Dureza emphasized his particular feeling of representation in the character of Yuri himself.
“Yuri struggles with his self-image, with depression and anxiety, so I relate a lot to him,” he said. “I also have a boyfriend of my own, so it was really good to see someone like me on the screen.”
The party was about more than just costumes, though; attendees jumped on the dance floor when a song with major nostalgia factor like “I Write Sins Not Tragedies” by Panic! At The Disco was played; belted out the lyrics to songs from artists like Fall Out Boy, Beyoncé and Lady Gaga; and moved in a well-tuned crowd to line dances for songs like V.I.C’s “Wobble” and Mr. C The Slide Man’s “Cha-Cha Slide.”
During Madonna’s “Like a Prayer,” junior theatre studies major John Patterson ended up being the center of a dance circle, and pulled a perfectly-choreographed routine out of nowhere to the adoration of his audience.
“That was a lot of fun, I’ve always loved that song,” Patterson said. “I’ve honestly probably practiced that a thousand times in my room, no lie. So when I saw the chance, and I had the cape, I just took it. It was a lot of fun.”
Between songs was a game where contestants had to find a partner and wrap the person in an entire roll of toilet paper in two minutes, and acostume contest, which was won by freshman Quinn Remich, dressed as the Queen of Hearts.

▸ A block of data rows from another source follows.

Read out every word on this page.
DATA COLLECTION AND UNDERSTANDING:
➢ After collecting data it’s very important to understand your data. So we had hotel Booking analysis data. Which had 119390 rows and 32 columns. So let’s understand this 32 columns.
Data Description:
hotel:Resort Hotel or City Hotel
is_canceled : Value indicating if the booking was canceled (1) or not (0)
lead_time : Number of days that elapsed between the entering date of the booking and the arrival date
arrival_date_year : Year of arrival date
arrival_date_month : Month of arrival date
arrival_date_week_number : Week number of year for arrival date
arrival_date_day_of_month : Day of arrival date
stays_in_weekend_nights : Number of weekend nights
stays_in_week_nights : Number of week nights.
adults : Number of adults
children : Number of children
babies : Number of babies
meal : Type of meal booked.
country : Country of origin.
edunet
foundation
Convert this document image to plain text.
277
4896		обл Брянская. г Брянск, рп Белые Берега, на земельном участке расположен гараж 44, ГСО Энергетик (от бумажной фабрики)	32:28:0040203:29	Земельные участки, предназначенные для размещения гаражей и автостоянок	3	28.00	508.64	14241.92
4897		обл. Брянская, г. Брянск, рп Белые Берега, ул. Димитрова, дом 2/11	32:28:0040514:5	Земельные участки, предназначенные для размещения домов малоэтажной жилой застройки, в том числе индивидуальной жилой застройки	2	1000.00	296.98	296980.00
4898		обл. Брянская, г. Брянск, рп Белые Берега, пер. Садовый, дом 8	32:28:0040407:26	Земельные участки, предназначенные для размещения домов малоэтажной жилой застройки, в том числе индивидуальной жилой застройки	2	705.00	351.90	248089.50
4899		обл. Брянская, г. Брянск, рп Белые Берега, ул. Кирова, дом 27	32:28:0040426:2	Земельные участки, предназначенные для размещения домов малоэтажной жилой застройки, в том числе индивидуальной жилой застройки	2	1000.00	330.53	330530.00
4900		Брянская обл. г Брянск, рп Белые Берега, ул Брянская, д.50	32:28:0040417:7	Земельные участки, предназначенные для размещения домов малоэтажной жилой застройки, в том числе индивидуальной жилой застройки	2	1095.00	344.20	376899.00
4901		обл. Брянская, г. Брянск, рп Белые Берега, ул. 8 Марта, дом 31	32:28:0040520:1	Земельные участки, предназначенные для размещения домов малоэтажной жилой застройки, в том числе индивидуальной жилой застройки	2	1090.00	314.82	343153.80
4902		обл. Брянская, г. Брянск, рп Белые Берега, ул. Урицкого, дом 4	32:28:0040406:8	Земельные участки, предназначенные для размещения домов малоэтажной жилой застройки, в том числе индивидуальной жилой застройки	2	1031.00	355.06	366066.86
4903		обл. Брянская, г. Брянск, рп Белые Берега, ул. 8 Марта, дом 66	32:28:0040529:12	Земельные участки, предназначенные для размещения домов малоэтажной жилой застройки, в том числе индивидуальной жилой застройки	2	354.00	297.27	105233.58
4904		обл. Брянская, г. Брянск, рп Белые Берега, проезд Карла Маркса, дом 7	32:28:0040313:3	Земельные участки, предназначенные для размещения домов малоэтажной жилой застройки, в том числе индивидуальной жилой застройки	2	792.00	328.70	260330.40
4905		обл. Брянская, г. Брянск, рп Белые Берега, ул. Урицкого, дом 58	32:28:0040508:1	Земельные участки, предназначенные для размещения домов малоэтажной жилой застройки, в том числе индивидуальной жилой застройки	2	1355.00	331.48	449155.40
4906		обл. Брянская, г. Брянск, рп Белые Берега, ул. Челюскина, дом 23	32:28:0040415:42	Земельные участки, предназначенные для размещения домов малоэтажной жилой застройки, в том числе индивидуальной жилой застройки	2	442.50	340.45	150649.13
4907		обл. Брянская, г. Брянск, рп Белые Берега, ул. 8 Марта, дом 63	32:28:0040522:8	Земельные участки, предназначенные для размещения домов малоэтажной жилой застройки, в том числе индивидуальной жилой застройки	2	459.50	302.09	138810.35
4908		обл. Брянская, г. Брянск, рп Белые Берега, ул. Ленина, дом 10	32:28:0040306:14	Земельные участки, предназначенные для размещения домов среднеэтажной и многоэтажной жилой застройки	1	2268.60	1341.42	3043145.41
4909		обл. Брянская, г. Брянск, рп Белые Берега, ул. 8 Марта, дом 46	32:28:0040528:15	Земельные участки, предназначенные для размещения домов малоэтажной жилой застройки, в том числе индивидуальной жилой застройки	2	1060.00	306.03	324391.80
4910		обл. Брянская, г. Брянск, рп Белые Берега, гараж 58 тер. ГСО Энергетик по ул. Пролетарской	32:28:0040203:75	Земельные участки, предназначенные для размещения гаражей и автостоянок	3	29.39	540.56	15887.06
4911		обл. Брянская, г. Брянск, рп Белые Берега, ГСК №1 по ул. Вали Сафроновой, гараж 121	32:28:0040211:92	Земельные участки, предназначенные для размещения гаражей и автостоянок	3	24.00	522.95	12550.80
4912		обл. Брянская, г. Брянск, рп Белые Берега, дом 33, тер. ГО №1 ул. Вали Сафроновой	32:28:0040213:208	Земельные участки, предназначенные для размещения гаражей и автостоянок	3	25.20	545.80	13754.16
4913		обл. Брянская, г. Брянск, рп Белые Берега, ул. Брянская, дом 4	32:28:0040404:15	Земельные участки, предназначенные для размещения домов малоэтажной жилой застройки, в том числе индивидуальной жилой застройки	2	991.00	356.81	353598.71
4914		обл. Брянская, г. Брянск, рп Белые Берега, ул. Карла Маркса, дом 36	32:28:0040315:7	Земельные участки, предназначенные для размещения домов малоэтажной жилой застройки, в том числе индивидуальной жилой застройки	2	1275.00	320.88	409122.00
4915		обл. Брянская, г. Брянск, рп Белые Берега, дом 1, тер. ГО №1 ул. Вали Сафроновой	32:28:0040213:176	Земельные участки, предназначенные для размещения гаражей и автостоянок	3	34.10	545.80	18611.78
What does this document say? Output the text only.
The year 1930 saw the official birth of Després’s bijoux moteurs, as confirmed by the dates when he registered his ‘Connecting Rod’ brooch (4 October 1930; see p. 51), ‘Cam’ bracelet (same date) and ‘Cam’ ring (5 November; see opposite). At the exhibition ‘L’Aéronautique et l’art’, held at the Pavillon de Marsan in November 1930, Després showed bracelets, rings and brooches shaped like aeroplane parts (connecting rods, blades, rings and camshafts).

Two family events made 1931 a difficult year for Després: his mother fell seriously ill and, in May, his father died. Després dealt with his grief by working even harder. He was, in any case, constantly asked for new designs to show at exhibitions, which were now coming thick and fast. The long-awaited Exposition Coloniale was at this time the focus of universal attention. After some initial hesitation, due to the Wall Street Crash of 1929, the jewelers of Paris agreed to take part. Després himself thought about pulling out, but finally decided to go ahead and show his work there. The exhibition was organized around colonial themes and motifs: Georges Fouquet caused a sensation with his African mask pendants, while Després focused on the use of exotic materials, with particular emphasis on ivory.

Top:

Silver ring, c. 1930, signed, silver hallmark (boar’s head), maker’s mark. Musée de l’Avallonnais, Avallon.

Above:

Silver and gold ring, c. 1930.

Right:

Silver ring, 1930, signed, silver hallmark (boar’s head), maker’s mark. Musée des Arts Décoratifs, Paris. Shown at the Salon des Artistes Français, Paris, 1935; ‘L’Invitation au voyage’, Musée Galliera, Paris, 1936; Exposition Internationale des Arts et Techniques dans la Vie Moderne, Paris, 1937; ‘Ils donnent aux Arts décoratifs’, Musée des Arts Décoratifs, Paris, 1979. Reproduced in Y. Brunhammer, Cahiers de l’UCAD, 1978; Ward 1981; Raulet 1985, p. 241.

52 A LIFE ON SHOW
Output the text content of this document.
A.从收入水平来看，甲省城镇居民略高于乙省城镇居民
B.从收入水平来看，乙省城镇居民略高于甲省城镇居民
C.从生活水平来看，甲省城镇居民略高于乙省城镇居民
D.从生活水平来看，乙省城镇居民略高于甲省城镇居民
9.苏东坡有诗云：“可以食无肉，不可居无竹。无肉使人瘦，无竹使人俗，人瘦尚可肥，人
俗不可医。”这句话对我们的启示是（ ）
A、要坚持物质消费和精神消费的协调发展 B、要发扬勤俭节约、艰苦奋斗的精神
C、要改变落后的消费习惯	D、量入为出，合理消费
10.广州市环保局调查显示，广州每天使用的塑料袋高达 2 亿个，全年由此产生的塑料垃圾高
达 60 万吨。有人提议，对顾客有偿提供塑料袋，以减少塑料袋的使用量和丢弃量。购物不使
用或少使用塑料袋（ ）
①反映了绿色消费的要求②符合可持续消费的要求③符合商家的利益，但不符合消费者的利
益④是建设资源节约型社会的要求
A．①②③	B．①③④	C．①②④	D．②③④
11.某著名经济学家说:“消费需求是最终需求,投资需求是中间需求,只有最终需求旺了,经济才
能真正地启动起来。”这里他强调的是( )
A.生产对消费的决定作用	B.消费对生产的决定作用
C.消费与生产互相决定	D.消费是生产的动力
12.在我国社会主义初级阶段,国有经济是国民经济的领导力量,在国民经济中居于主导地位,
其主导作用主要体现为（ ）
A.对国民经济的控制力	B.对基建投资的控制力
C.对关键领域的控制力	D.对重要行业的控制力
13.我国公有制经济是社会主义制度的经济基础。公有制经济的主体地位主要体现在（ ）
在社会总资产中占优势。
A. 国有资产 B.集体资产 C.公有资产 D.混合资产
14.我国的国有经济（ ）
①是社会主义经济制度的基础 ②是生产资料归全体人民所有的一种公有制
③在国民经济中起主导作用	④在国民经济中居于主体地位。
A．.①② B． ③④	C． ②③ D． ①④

“I didn’t have a costume and I really wanted one, so I went to the thrift shop and I just picked one off the wall, and designed something out of it,” Remich said. “It’s super exciting [to win] because I worked hard on the makeup, and I’m happy people enjoyed it.”
Patterson considered the night a resounding success; he said he was thankful to QSU and the student organization In the Life for introducing him to so many friends, and most enjoyed just having a good time with them.
“Being able to spend time and celebrate Halloween with my friends, who understand me and get me, it’s a lot of fun,” Patterson said. “I really feel like I can be myself.”